Study shows Investment tribunals make governments pay foreign investors for democratic reforms

April 29, 2019: An academic study by Jonathon Bonnitcha and Zoe Williams has systematically analysed Investor-state dispute Settlement (ISDS) cases in which foreign Investors have successfully argued that they should be compensated for new laws or policies resulting from changes of government or other democratic pressures.

The study found that tribunals often “regard the influence of broad interest groups over executive decision-making processes as inherently illegitimate” and characterise state conduct as “political” in order to discredit the conduct in question. Tribunals fail to distinguish between cases where there was actual discrimination against particular companies and cases in which elected governments were implementing new laws or policies that applied to all companies in response to community concerns.

Such decisions force governments to pay tens of millions in compensation because they implemented laws or policies about environmental damage or indigenous land rights. Tribunal decisions forced the Canadian government to compensate the US Bilcon company because it was refused a license for a quarry in an environmentally sensitive area and the Peruvian government to compensate the Canadian Bear Creek mining company for termination of a license because it failed to obtain informed consent from Indigenous land owners.

The authors argue that it is “entirely appropriate for democratic legislatures to take public opinion into account, or for executive agencies to seek input from those affected by their decisions,” and that “certain forms of political responsiveness are both normal and desirable in democratic societies.”

They conclude that tribunal decisions against such laws or policies “mean that foreign investors benefit at the expense of the host state and broad interest groups.”

They also conclude that such decisions “may well have a wider impact on the way that states resolve potential investment disputes that never reach arbitration. Tribunals’ distrust of politics may discourage host states from responding to domestic constituents’ demands.” In other cases, ISDS can have a freezing effect on democratic change.
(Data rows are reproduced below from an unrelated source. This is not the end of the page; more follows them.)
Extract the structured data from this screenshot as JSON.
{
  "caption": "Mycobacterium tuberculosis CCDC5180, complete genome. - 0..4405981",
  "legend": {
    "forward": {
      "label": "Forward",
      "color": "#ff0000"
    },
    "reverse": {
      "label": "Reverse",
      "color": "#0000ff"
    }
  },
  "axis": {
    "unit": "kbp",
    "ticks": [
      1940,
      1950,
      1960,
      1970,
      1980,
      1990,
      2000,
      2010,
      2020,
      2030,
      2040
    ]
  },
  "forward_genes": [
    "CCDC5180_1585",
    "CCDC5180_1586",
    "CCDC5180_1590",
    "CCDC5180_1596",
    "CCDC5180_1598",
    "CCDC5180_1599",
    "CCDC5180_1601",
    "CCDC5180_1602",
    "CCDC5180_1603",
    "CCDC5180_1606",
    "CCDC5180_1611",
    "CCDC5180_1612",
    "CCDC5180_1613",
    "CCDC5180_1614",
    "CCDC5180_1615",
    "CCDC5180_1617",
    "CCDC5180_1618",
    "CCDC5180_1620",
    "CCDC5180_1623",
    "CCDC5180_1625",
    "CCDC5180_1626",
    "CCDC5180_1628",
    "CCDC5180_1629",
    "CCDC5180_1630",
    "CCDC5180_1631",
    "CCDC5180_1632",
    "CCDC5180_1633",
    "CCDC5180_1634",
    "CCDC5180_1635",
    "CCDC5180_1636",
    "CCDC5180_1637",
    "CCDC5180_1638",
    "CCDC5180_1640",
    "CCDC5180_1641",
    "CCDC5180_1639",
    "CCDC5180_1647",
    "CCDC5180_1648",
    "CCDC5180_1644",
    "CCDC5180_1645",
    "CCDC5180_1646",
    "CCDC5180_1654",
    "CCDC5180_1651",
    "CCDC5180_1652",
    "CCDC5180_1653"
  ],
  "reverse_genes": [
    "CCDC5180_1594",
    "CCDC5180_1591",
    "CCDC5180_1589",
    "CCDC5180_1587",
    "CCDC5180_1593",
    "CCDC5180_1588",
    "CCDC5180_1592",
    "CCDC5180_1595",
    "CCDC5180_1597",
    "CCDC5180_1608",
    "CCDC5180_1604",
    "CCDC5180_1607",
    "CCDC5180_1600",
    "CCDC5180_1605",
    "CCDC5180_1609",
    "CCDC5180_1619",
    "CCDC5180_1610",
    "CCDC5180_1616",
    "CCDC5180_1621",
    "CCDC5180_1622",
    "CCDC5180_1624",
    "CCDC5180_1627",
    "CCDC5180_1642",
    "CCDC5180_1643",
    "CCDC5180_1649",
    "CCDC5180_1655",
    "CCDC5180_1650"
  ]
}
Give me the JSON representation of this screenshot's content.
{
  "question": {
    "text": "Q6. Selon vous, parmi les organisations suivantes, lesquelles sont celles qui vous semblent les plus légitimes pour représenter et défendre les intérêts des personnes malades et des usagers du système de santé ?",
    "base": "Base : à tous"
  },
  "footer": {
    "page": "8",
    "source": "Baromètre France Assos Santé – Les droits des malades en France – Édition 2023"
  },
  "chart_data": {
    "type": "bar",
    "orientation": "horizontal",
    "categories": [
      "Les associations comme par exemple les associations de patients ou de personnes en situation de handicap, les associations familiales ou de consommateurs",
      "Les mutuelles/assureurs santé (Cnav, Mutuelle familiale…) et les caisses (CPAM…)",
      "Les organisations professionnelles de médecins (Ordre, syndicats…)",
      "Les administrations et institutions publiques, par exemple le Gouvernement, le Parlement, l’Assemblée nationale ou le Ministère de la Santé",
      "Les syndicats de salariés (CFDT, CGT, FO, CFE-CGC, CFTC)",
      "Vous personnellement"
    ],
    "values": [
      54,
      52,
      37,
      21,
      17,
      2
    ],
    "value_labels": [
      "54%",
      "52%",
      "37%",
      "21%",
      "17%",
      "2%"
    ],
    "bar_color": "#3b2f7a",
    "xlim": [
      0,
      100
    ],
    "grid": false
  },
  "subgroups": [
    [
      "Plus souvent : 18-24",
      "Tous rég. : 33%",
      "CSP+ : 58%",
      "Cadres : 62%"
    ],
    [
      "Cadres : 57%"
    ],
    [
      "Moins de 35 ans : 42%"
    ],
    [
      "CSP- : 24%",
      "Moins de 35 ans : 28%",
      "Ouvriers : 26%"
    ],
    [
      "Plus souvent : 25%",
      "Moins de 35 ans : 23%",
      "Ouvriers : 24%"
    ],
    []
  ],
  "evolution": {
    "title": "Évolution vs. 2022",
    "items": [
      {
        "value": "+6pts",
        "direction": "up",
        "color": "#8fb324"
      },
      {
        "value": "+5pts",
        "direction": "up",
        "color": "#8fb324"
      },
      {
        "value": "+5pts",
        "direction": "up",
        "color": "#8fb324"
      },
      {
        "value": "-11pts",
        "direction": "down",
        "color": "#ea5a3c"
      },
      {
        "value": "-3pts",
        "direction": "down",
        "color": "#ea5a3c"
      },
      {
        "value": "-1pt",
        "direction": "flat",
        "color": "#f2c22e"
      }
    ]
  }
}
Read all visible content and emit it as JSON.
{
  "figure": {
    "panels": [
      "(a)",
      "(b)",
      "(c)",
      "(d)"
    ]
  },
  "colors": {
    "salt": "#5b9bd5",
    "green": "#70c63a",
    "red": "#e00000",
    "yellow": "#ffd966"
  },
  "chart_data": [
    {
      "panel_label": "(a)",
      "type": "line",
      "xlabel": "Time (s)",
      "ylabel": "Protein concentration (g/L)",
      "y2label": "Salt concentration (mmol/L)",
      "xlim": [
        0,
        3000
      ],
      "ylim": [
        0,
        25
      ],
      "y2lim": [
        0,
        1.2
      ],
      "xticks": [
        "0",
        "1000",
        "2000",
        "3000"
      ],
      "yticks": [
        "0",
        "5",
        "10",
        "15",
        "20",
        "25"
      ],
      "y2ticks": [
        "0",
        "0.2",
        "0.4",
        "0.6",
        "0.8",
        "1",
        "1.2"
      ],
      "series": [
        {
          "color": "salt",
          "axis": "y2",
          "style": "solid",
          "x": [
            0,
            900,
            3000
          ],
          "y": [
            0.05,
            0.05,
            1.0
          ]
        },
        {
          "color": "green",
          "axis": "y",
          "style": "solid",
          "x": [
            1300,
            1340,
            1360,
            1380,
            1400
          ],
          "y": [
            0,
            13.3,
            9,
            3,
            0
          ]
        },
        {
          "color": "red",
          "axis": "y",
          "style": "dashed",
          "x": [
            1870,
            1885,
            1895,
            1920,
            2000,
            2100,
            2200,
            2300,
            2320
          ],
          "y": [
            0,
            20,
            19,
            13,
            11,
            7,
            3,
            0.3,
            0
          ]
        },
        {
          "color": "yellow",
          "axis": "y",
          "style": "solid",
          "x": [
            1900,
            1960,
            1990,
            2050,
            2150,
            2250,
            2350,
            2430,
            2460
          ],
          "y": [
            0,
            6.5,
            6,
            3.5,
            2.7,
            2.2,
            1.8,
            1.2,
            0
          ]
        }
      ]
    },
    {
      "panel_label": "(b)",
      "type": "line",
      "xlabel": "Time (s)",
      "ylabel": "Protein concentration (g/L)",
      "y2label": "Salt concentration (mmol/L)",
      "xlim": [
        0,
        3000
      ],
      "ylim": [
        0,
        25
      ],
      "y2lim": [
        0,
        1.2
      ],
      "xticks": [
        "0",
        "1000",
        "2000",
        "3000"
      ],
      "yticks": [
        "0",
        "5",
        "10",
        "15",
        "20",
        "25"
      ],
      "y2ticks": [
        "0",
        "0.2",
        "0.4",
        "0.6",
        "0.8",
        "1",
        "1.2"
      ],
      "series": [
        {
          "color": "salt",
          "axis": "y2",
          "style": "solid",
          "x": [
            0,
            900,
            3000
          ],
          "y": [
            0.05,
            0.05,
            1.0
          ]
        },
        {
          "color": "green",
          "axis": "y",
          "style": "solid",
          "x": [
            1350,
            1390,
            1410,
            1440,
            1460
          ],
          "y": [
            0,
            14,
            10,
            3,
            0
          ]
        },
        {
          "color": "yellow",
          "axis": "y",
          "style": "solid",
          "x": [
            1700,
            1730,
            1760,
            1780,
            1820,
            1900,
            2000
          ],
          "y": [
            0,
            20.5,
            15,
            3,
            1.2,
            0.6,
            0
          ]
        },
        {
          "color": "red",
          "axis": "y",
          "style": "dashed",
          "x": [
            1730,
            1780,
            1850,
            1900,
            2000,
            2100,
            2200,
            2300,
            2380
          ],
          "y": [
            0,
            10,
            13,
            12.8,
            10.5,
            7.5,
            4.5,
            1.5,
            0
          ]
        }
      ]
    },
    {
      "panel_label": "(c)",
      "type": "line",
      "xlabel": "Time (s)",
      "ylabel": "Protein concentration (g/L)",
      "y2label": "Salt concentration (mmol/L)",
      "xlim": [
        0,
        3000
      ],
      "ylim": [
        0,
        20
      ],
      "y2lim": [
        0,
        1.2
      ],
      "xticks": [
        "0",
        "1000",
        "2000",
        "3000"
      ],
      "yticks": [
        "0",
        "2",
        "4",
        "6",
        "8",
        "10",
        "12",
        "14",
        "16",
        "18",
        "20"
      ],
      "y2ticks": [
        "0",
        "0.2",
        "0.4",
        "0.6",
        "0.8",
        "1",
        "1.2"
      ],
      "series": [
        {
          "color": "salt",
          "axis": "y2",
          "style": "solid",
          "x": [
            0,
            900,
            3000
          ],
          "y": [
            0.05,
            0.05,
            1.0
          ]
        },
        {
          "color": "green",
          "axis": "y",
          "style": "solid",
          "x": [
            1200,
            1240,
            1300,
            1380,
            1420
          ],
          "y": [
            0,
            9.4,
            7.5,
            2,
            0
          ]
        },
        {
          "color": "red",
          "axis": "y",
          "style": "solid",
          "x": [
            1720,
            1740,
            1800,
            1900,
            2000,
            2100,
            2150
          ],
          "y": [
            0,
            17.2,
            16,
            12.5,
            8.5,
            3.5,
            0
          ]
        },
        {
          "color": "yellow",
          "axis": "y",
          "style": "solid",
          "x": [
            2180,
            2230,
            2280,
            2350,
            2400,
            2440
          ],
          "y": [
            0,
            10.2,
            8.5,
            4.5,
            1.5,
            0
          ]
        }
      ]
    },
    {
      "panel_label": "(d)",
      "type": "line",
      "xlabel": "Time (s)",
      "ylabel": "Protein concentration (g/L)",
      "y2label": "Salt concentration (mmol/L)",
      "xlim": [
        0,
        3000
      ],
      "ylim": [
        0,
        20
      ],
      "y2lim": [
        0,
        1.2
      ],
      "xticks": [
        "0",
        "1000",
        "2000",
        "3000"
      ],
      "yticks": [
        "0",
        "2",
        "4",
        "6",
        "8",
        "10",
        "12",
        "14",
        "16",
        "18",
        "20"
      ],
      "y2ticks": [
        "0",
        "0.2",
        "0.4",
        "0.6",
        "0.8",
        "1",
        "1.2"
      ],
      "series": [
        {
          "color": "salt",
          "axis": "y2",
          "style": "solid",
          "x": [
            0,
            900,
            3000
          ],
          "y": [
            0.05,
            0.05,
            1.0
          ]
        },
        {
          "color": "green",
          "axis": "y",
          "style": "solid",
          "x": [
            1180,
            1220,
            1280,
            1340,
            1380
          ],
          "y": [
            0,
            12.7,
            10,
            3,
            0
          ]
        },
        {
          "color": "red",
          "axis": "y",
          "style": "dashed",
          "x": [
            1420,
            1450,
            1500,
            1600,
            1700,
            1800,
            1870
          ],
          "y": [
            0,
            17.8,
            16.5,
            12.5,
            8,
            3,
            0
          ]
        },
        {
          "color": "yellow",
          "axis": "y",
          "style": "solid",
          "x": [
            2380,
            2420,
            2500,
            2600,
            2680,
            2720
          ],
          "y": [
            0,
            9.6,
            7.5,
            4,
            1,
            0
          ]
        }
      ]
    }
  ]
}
This study provides more extensive evidence in support of long-held concerns by AFTINET and other community groups that ISDS threatens democratic processes.  If there is a change of government at the coming elections, a new government could face ISDS cases against measures to address climate change, new industrial laws or regulation in response to the banking Royal Commission. Labor and other opposition parties can only avoid this by excluding ISDS from all existing and future trade and investment agreements.